The songs that make a listener fall in love with each word are the truest test of success. After all, the words are the most important elements. And, it’s not the applause that shows whether you truly connected with others’ ears, it’s the silence.

I chose to include a short piece, still about stars, from Songs of the Night Wind, with the Stockholm String Quartet and Olle Persson, baritone.

Summer Stars, Olle Persson, baritone, Stockholm String Quartet, text by Carl Sandburg
Summer Stars

Bend low again, night of summer stars,

So near you are, sky of summer stars,

So near, a long-arm man can pick off stars,

Pick off what he wants in the sky bowl,

So near you are, summer stars,

So near, strumming, strumming

           So lazy and hum-strumming.

                                                                                                              Carl Sandburg
 

The Stars!

I’ve always loved the stars, both metaphysically and metaphorically.

As a composer for over, well, let’s just say I started young, I have written a lot of music on the subject of stars. It started with an opera, and then a requiem, and smaller pieces for chamber ensembles, and it just snowballed until a great deal of my work has some connection with stars!

As many Arizonans know, stars have a special impact, especially in a dark sky.  And dark skies are important for us to remain connected with the stars.  I chose an elective my first summer in Boulder at the University of Colorado when the skies were still dark there, where we were close to the stars at over a mile above sea-level, and felt like we could reach out and touch them.  I became enamored of the stars by taking a chance on an elective called General Astronomy.

Astronomy, at C.U. is no light subject, and I entered it with much trepidation but my fears were soon allayed. My professor was so excited to teach about the stars we were excited to be able to learn about them from him. He showed us so much that summer, in the classroom, at the observatory, and at the Planetarium. There are things I learned from him that I will never forget, and they have nothing to do with my field and everything to do with how it was taught. He was enthusiastic, and I remember that energy the most. Everything was worth learning about and he shared that feeling with all of us. It also made me realize that if I’d been able to take this course while I was taking Geometry I would have understood Geometry better because now I understood why we were trying to find angles. It’s all about context, isn’t it?  For us musicians, we call that applied music.

So my inspiration came from excitement about teaching, learning about stars, and it all started with an elective I chose to take because I thought it might be interesting.

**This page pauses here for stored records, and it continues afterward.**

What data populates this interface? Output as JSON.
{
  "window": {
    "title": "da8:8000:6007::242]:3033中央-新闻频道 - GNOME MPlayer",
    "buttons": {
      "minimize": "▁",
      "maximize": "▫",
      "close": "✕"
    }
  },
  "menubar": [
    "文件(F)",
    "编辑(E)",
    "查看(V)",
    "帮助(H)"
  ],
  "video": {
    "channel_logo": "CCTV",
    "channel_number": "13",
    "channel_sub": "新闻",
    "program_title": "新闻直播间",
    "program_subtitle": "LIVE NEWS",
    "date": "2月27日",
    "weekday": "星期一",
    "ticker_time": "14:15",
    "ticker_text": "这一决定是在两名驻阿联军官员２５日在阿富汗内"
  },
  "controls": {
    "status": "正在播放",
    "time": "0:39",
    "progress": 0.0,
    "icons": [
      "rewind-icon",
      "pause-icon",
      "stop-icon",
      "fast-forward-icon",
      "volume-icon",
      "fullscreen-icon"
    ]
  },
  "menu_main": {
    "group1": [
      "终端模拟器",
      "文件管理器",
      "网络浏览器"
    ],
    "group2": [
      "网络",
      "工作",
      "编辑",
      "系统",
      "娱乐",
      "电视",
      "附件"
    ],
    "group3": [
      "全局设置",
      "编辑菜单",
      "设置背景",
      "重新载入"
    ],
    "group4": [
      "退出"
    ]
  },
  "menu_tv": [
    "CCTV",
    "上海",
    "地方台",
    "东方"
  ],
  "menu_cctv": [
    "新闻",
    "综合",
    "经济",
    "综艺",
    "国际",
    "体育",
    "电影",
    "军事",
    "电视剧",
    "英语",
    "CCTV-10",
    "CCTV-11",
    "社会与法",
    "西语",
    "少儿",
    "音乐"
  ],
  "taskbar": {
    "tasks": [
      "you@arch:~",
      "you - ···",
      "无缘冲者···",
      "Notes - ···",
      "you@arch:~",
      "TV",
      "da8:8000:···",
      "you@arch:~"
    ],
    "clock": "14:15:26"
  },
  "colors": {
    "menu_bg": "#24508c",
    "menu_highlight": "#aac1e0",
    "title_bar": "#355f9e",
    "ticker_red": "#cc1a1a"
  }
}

Electives are near and dear to my heart because I have been teaching elective courses here at GCC and at several universities for over twelve years at each institution. (Yes, add the numbers together.)

Most of my students apologize for taking my courses as electives, because they are required, but I can tell they are holding out hope that they, too, will be inspired by learning about a choice they made that just might be something they remember for years to come. And for me, being able to enthusiastically share music with them is a blessing.

One of my favorite texts about stars is actually found as two different poems by the poet below.  This is one version:

The Starlight Night

Look at the stars! Look, look up at the skies!
I kiss my hand
To the stars, lovely-asunder
Starlight, wafting Him out of it; and
Glow, glory in thunder;
Kiss my hand to the dappled-with-damson west;
Since, though He is under the world’s splendour and wonder,
His mystery must be instressed, stressed;
For I greet the days I meet Him, and bless when I understand.

—Gerard Manley Hopkins

So, open your mind and your heart, and be inspiring.